Obama's early moves carried huge symbolic value. On his first full day he called in top military advisers and pushed them for a faster timetable for withdrawing combat troops from Iraq. He announced that he would close the military prison at Guantanamo Bay. He also rolled out new policies meant to curb the power of lobbyists.
But those actions had another purpose: clearing some issues off the table for the time being so that Obama can turn his attention to thornier projects, such as health care, that have confounded past presidents. "He is definitely buying time and space," said Peter Hart, a Democratic pollster.
Obama's initial moves have a certain political utility. Everything he did tracked campaign promises to break sharply from the Bush administration.

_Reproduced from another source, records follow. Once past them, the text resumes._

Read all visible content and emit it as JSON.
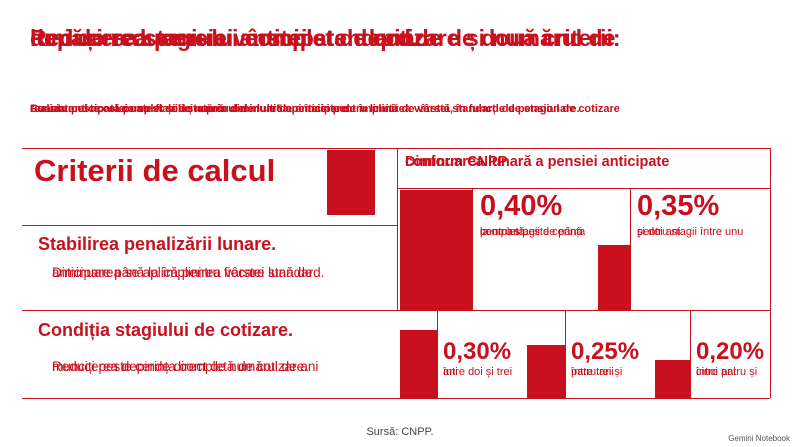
{
  "header": {
    "title": [
      "Reducerea pensiei anticipate depinde de două criterii:",
      "depășirea stagiului complet de cotizare și numărul de",
      "luni de reducere a vârstei standard."
    ],
    "subtitle": [
      "Pensia anticipată poate fi solicitată cu cel mult 5 ani înainte de împlinirea vârstei standard de pensionare.",
      "Cuantumul acesteia se stabilește prin diminuarea pensiei pentru limită de vârstă, în funcție de stagiul de cotizare",
      "realizat peste cel complet și de numărul de luni de anticipare."
    ]
  },
  "left": {
    "title": "Criterii de calcul",
    "sections": [
      {
        "heading": "Stabilirea penalizării lunare.",
        "text": [
          "Diminuarea se aplică pentru fiecare lună de",
          "anticipare până la împlinirea vârstei standard."
        ]
      },
      {
        "heading": "Condiția stagiului de cotizare.",
        "text": [
          "Reducerea depinde direct de numărul de ani",
          "munciți peste cerința completă de cotizare."
        ]
      }
    ]
  },
  "right": {
    "title": [
      "Diminuarea lunară a pensiei anticipate",
      "conform CNPP"
    ],
    "items": [
      {
        "value": "0,40%",
        "label": [
          "pentru stagii de până",
          "la un an peste cerința",
          "completă."
        ]
      },
      {
        "value": "0,35%",
        "label": [
          "pentru stagii între unu",
          "și doi ani."
        ]
      },
      {
        "value": "0,30%",
        "label": [
          "între doi și trei",
          "ani"
        ]
      },
      {
        "value": "0,25%",
        "label": [
          "între trei și",
          "patru ani"
        ]
      },
      {
        "value": "0,20%",
        "label": [
          "între patru și",
          "cinci ani"
        ]
      }
    ]
  },
  "source": "Sursă: CNPP.",
  "watermark": "Gemini Notebook"
}
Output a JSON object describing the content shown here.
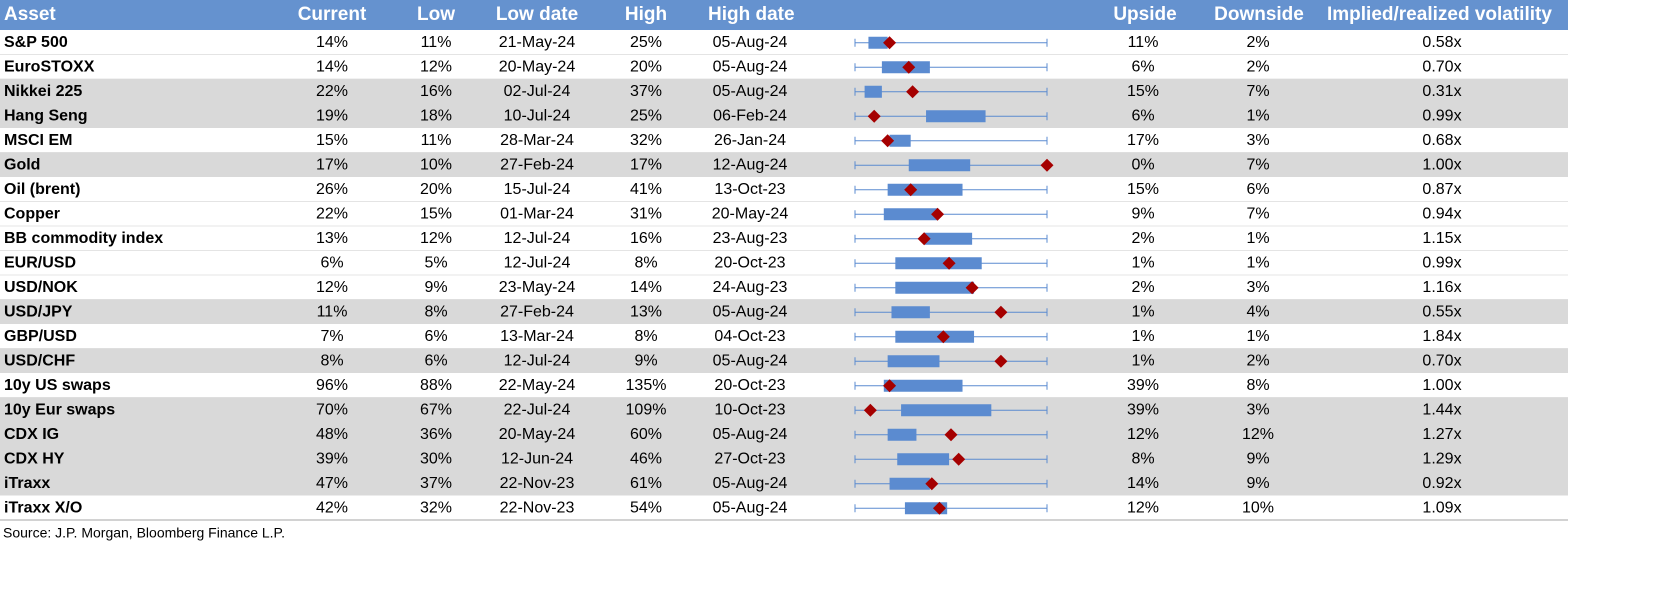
{
  "table": {
    "headers": [
      "Asset",
      "Current",
      "Low",
      "Low date",
      "High",
      "High date",
      "Upside",
      "Downside",
      "Implied/realized volatility"
    ],
    "rows": [
      {
        "cells": [
          "S&P 500",
          "14%",
          "11%",
          "21-May-24",
          "25%",
          "05-Aug-24",
          "11%",
          "2%",
          "0.58x"
        ],
        "box": [
          7,
          17
        ],
        "marker": 18,
        "shaded": false
      },
      {
        "cells": [
          "EuroSTOXX",
          "14%",
          "12%",
          "20-May-24",
          "20%",
          "05-Aug-24",
          "6%",
          "2%",
          "0.70x"
        ],
        "box": [
          14,
          39
        ],
        "marker": 28,
        "shaded": false
      },
      {
        "cells": [
          "Nikkei 225",
          "22%",
          "16%",
          "02-Jul-24",
          "37%",
          "05-Aug-24",
          "15%",
          "7%",
          "0.31x"
        ],
        "box": [
          5,
          14
        ],
        "marker": 30,
        "shaded": true
      },
      {
        "cells": [
          "Hang Seng",
          "19%",
          "18%",
          "10-Jul-24",
          "25%",
          "06-Feb-24",
          "6%",
          "1%",
          "0.99x"
        ],
        "box": [
          37,
          68
        ],
        "marker": 10,
        "shaded": true
      },
      {
        "cells": [
          "MSCI EM",
          "15%",
          "11%",
          "28-Mar-24",
          "32%",
          "26-Jan-24",
          "17%",
          "3%",
          "0.68x"
        ],
        "box": [
          18,
          29
        ],
        "marker": 17,
        "shaded": false
      },
      {
        "cells": [
          "Gold",
          "17%",
          "10%",
          "27-Feb-24",
          "17%",
          "12-Aug-24",
          "0%",
          "7%",
          "1.00x"
        ],
        "box": [
          28,
          60
        ],
        "marker": 100,
        "shaded": true
      },
      {
        "cells": [
          "Oil (brent)",
          "26%",
          "20%",
          "15-Jul-24",
          "41%",
          "13-Oct-23",
          "15%",
          "6%",
          "0.87x"
        ],
        "box": [
          17,
          56
        ],
        "marker": 29,
        "shaded": false
      },
      {
        "cells": [
          "Copper",
          "22%",
          "15%",
          "01-Mar-24",
          "31%",
          "20-May-24",
          "9%",
          "7%",
          "0.94x"
        ],
        "box": [
          15,
          43
        ],
        "marker": 43,
        "shaded": false
      },
      {
        "cells": [
          "BB commodity index",
          "13%",
          "12%",
          "12-Jul-24",
          "16%",
          "23-Aug-23",
          "2%",
          "1%",
          "1.15x"
        ],
        "box": [
          36,
          61
        ],
        "marker": 36,
        "shaded": false
      },
      {
        "cells": [
          "EUR/USD",
          "6%",
          "5%",
          "12-Jul-24",
          "8%",
          "20-Oct-23",
          "1%",
          "1%",
          "0.99x"
        ],
        "box": [
          21,
          66
        ],
        "marker": 49,
        "shaded": false
      },
      {
        "cells": [
          "USD/NOK",
          "12%",
          "9%",
          "23-May-24",
          "14%",
          "24-Aug-23",
          "2%",
          "3%",
          "1.16x"
        ],
        "box": [
          21,
          62
        ],
        "marker": 61,
        "shaded": false
      },
      {
        "cells": [
          "USD/JPY",
          "11%",
          "8%",
          "27-Feb-24",
          "13%",
          "05-Aug-24",
          "1%",
          "4%",
          "0.55x"
        ],
        "box": [
          19,
          39
        ],
        "marker": 76,
        "shaded": true
      },
      {
        "cells": [
          "GBP/USD",
          "7%",
          "6%",
          "13-Mar-24",
          "8%",
          "04-Oct-23",
          "1%",
          "1%",
          "1.84x"
        ],
        "box": [
          21,
          62
        ],
        "marker": 46,
        "shaded": false
      },
      {
        "cells": [
          "USD/CHF",
          "8%",
          "6%",
          "12-Jul-24",
          "9%",
          "05-Aug-24",
          "1%",
          "2%",
          "0.70x"
        ],
        "box": [
          17,
          44
        ],
        "marker": 76,
        "shaded": true
      },
      {
        "cells": [
          "10y US swaps",
          "96%",
          "88%",
          "22-May-24",
          "135%",
          "20-Oct-23",
          "39%",
          "8%",
          "1.00x"
        ],
        "box": [
          15,
          56
        ],
        "marker": 18,
        "shaded": false
      },
      {
        "cells": [
          "10y Eur swaps",
          "70%",
          "67%",
          "22-Jul-24",
          "109%",
          "10-Oct-23",
          "39%",
          "3%",
          "1.44x"
        ],
        "box": [
          24,
          71
        ],
        "marker": 8,
        "shaded": true
      },
      {
        "cells": [
          "CDX IG",
          "48%",
          "36%",
          "20-May-24",
          "60%",
          "05-Aug-24",
          "12%",
          "12%",
          "1.27x"
        ],
        "box": [
          17,
          32
        ],
        "marker": 50,
        "shaded": true
      },
      {
        "cells": [
          "CDX HY",
          "39%",
          "30%",
          "12-Jun-24",
          "46%",
          "27-Oct-23",
          "8%",
          "9%",
          "1.29x"
        ],
        "box": [
          22,
          49
        ],
        "marker": 54,
        "shaded": true
      },
      {
        "cells": [
          "iTraxx",
          "47%",
          "37%",
          "22-Nov-23",
          "61%",
          "05-Aug-24",
          "14%",
          "9%",
          "0.92x"
        ],
        "box": [
          18,
          39
        ],
        "marker": 40,
        "shaded": true
      },
      {
        "cells": [
          "iTraxx X/O",
          "42%",
          "32%",
          "22-Nov-23",
          "54%",
          "05-Aug-24",
          "12%",
          "10%",
          "1.09x"
        ],
        "box": [
          26,
          48
        ],
        "marker": 44,
        "shaded": false
      }
    ]
  },
  "source": "Source: J.P. Morgan, Bloomberg Finance L.P."
}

And he helped to defuse emotionally charged issues, even if the practical effects won't be felt right away, if at all. Guantanamo, for example, might not be shuttered for a year while the Obama administration decides the fate of its approximately 250 inmates. Obama's timetable for an Iraq drawdown calls for all combat troops to be removed by mid-2010.
Obama is signaling through these moves that he is making a big change in policy, even if the change will take awhile to take effect. He is saying: "It isn't going to happen at this instant moment. But it's not something that I'm sidestepping or re-evaluating now that I'm commander in chief," Hart said.

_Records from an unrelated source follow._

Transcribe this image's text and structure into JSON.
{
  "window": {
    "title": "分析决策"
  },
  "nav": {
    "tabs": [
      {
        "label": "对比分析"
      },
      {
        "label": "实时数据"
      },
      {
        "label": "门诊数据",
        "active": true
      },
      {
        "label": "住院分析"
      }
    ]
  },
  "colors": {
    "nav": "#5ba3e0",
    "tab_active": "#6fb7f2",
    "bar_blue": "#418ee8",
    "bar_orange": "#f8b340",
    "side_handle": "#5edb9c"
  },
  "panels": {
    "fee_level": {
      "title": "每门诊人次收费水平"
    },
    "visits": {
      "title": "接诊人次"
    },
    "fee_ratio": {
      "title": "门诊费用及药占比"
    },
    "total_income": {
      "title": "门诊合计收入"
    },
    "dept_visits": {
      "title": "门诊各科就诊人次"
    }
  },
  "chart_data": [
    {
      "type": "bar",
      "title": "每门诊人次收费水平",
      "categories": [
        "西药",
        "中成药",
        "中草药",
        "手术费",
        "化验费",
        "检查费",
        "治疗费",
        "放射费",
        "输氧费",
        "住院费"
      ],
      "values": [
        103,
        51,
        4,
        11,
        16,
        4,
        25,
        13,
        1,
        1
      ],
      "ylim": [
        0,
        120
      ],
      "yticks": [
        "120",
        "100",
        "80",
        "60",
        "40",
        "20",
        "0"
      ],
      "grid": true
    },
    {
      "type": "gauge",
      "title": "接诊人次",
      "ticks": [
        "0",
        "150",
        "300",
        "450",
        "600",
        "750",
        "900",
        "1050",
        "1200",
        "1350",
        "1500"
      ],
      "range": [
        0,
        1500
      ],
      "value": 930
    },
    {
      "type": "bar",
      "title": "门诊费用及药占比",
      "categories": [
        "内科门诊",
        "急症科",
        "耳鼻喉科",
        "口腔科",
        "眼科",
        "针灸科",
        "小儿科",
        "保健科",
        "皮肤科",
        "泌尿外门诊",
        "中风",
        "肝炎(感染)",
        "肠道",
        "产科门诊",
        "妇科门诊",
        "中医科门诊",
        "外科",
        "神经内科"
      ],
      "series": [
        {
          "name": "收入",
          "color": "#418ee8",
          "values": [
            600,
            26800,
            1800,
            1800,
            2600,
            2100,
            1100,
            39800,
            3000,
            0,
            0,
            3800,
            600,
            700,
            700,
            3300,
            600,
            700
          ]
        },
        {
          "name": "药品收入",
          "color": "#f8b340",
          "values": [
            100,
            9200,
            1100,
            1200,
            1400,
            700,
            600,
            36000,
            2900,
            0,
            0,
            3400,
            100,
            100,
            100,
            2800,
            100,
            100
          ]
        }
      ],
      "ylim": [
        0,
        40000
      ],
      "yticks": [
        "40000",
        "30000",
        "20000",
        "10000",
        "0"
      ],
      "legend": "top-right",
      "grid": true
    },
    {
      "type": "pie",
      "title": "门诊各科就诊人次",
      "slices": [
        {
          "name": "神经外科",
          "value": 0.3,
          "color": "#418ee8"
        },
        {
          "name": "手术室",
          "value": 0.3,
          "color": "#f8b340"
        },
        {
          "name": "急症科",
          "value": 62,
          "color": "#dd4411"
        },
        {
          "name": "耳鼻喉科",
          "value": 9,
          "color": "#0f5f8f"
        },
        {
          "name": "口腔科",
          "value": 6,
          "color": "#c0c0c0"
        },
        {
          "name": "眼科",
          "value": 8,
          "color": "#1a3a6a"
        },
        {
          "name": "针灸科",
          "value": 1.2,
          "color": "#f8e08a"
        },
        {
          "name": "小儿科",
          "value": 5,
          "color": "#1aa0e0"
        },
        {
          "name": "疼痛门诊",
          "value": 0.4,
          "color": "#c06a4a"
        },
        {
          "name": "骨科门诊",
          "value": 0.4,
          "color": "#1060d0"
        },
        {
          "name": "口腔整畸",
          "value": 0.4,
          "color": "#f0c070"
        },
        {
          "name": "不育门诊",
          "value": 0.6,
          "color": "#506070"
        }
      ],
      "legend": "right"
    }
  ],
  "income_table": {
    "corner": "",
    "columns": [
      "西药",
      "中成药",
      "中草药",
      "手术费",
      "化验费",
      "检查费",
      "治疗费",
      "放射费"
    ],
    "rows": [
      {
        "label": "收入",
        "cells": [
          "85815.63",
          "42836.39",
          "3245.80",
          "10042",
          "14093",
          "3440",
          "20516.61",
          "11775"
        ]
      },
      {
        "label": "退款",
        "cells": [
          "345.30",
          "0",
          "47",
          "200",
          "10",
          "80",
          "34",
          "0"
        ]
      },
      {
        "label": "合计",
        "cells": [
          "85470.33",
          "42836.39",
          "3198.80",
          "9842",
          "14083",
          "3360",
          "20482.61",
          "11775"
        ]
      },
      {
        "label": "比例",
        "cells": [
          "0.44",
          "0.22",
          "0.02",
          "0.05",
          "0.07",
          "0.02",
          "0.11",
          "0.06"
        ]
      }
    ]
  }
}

What is more, Obama's actions set a new tone that the rest of the world can't help but notice.
"An order from the White House sends an immediate message," said the Rev. Richard L. Killmer, executive director of the National Religious Campaign Against Torture.
On Thursday, Obama announced he was banning interrogation techniques that opponents described as torture. "Messages have real, concrete effects. Just by issuing one, he can re-establish relations that we have with a large part of the world," Killmer said.

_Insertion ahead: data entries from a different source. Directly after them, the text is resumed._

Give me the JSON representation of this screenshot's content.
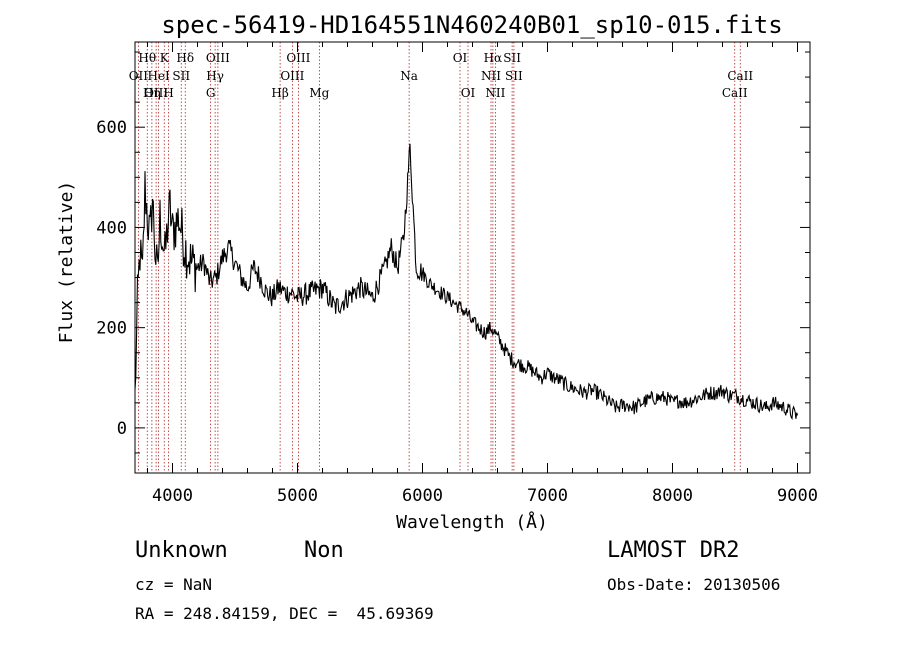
{
  "info": {
    "class_label": "Unknown",
    "subclass_label": "Non",
    "redshift_text": "cz = NaN",
    "coords_text": "RA = 248.84159, DEC =  45.69369",
    "survey_label": "LAMOST DR2",
    "obs_date_text": "Obs-Date: 20130506"
  },
  "chart_data": {
    "type": "line",
    "title": "spec-56419-HD164551N460240B01_sp10-015.fits",
    "xlabel": "Wavelength (Å)",
    "ylabel": "Flux (relative)",
    "xlim": [
      3700,
      9100
    ],
    "ylim": [
      -90,
      770
    ],
    "x_ticks": [
      4000,
      5000,
      6000,
      7000,
      8000,
      9000
    ],
    "y_ticks": [
      0,
      200,
      400,
      600
    ],
    "grid": false,
    "colors": {
      "line": "#000000",
      "marker_line": "#b22222"
    },
    "series": [
      {
        "x": [
          3700,
          3720,
          3740,
          3760,
          3780,
          3800,
          3820,
          3840,
          3860,
          3880,
          3900,
          3920,
          3940,
          3960,
          3980,
          4000,
          4050,
          4100,
          4150,
          4200,
          4250,
          4300,
          4350,
          4400,
          4450,
          4500,
          4550,
          4600,
          4650,
          4700,
          4750,
          4800,
          4850,
          4900,
          4950,
          5000,
          5100,
          5200,
          5300,
          5400,
          5500,
          5600,
          5700,
          5750,
          5800,
          5850,
          5900,
          5950,
          6000,
          6050,
          6100,
          6150,
          6200,
          6250,
          6300,
          6350,
          6400,
          6450,
          6500,
          6550,
          6600,
          6650,
          6700,
          6750,
          6800,
          6850,
          6900,
          6950,
          7000,
          7050,
          7100,
          7150,
          7200,
          7250,
          7300,
          7350,
          7400,
          7450,
          7500,
          7550,
          7600,
          7650,
          7700,
          7750,
          7800,
          7850,
          7900,
          7950,
          8000,
          8050,
          8100,
          8150,
          8200,
          8250,
          8300,
          8350,
          8400,
          8450,
          8500,
          8550,
          8600,
          8650,
          8700,
          8750,
          8800,
          8850,
          8900,
          8950,
          9000
        ],
        "y": [
          60,
          250,
          350,
          300,
          480,
          420,
          380,
          460,
          360,
          300,
          420,
          380,
          340,
          400,
          440,
          390,
          420,
          360,
          330,
          320,
          330,
          290,
          300,
          340,
          360,
          330,
          300,
          280,
          320,
          300,
          270,
          260,
          280,
          270,
          270,
          260,
          270,
          280,
          240,
          260,
          280,
          260,
          320,
          360,
          320,
          380,
          560,
          320,
          310,
          290,
          280,
          270,
          260,
          250,
          240,
          230,
          210,
          200,
          190,
          200,
          180,
          160,
          140,
          130,
          125,
          120,
          110,
          100,
          110,
          100,
          95,
          85,
          80,
          75,
          70,
          75,
          70,
          60,
          50,
          40,
          45,
          45,
          40,
          50,
          55,
          60,
          60,
          60,
          50,
          55,
          50,
          55,
          60,
          65,
          70,
          70,
          75,
          65,
          65,
          60,
          55,
          50,
          45,
          40,
          50,
          45,
          40,
          30,
          25
        ]
      }
    ],
    "line_markers": [
      {
        "name": "Hθ",
        "x": 3798,
        "row": 1
      },
      {
        "name": "OII",
        "x": 3727,
        "row": 2
      },
      {
        "name": "OIII",
        "x": 3869,
        "row": 3
      },
      {
        "name": "K",
        "x": 3934,
        "row": 1
      },
      {
        "name": "HeI",
        "x": 3889,
        "row": 2
      },
      {
        "name": "Hη",
        "x": 3835,
        "row": 3
      },
      {
        "name": "SII",
        "x": 4070,
        "row": 2
      },
      {
        "name": "H",
        "x": 3969,
        "row": 3
      },
      {
        "name": "Hδ",
        "x": 4102,
        "row": 1
      },
      {
        "name": "OIII",
        "x": 4363,
        "row": 1
      },
      {
        "name": "Hγ",
        "x": 4341,
        "row": 2
      },
      {
        "name": "G",
        "x": 4305,
        "row": 3
      },
      {
        "name": "Hβ",
        "x": 4861,
        "row": 3
      },
      {
        "name": "OIII",
        "x": 5007,
        "row": 1
      },
      {
        "name": "OIII",
        "x": 4959,
        "row": 2
      },
      {
        "name": "Mg",
        "x": 5175,
        "row": 3
      },
      {
        "name": "Na",
        "x": 5893,
        "row": 2
      },
      {
        "name": "OI",
        "x": 6300,
        "row": 1
      },
      {
        "name": "OI",
        "x": 6364,
        "row": 3
      },
      {
        "name": "Hα",
        "x": 6563,
        "row": 1
      },
      {
        "name": "NII",
        "x": 6548,
        "row": 2
      },
      {
        "name": "NII",
        "x": 6583,
        "row": 3
      },
      {
        "name": "SII",
        "x": 6717,
        "row": 1
      },
      {
        "name": "SII",
        "x": 6731,
        "row": 2
      },
      {
        "name": "CaII",
        "x": 8542,
        "row": 2
      },
      {
        "name": "CaII",
        "x": 8498,
        "row": 3
      }
    ]
  }
}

Although he cast his new ethics rules as the strictest ever, Obama has left wiggle room for lobbyists he feels he can't do without. On Wednesday, he announced a new policy barring lobbyists joining the government from working on issues for two years that were the focus of their advocacy work. But there are exceptions. The president's choice for a top Pentagon job, William J. Lynn, was a registered lobbyist for the defense contractor Raytheon Co. until last year.
The biggest tests for Obama are not what he can accomplish by executive fiat. He has staked his presidency on building the political consensus needed for dramatic swings in policy.
On health care, Obama has a narrow window to create a system that would reduce costs while extending coverage to more people. The political calendar requires him to act this year. If he lets the debate bleed into 2010, the effort could be entangled in the mid-term congressional elections, a scenario he wants to avoid.
Rep. Pete Stark, a Northern California Democrat and proponent of a health care overhaul, said the clock is a worry. Interest groups who favor the status quo will find it "easier to frustrate our efforts in an election year," Stark said. "So, there's a real urgency to get this done before Halloween, by the very latest."
Aides said Obama is preparing a full-throated push on health care, with former Senate Democratic leader Tom Daschle heading the effort as secretary of Health and Human Services.
He has begun meeting with key lawmakers and interest groups close to the health care debate.
The president also is girding to pass major new energy and environmental policies this year.
Congressional leaders expect Obama to push an energy bill in the spring, which probably will include more spending on alternative energy development, more upgrades to nation's electric grid and a national mandate for renewable energy use.
On a separate track, Obama probably will press for legislation aimed at controlling global warming. He wants a so-called cap-and-trade system that would set a limit on carbon emissions and dole out permits for emitters.
Reviving the economy is a central preoccupation. Changing White House protocol, Obama has asked for a regular morning briefing on the state of the economy in the Oval Office along with the national security briefing the president gets every day.
The gesture suggests that Obama has elevated the economy to an issue on a par with the nation's defense.
By next month, Obama hopes to have taken his first step toward lifting the country out of recession. He has set a goal of mid-February for passage of his $800 billion stimulus plan.
Political conditions for Obama are optimum. People like him and want him to be bold. A Washington Post/ABC News survey conducted Jan. 13 through Jan. 16 asked if people believed Obama's mandate was to achieve "major" new social and economic programs or merely small policy changes. A sizable 71 percent of respondents wanted him to take on major programs; only 22 percent wanted small policy changes.
Still, at some point Obama will need to show concrete progress.
"If he doesn't succeed within a year of making real progress or getting legislation that will set us visibly on the road toward an increase in clean energy and pointing to stability in the financial sector, there will be disillusion," said Robert Himmelberg, a history professor at Fordham University.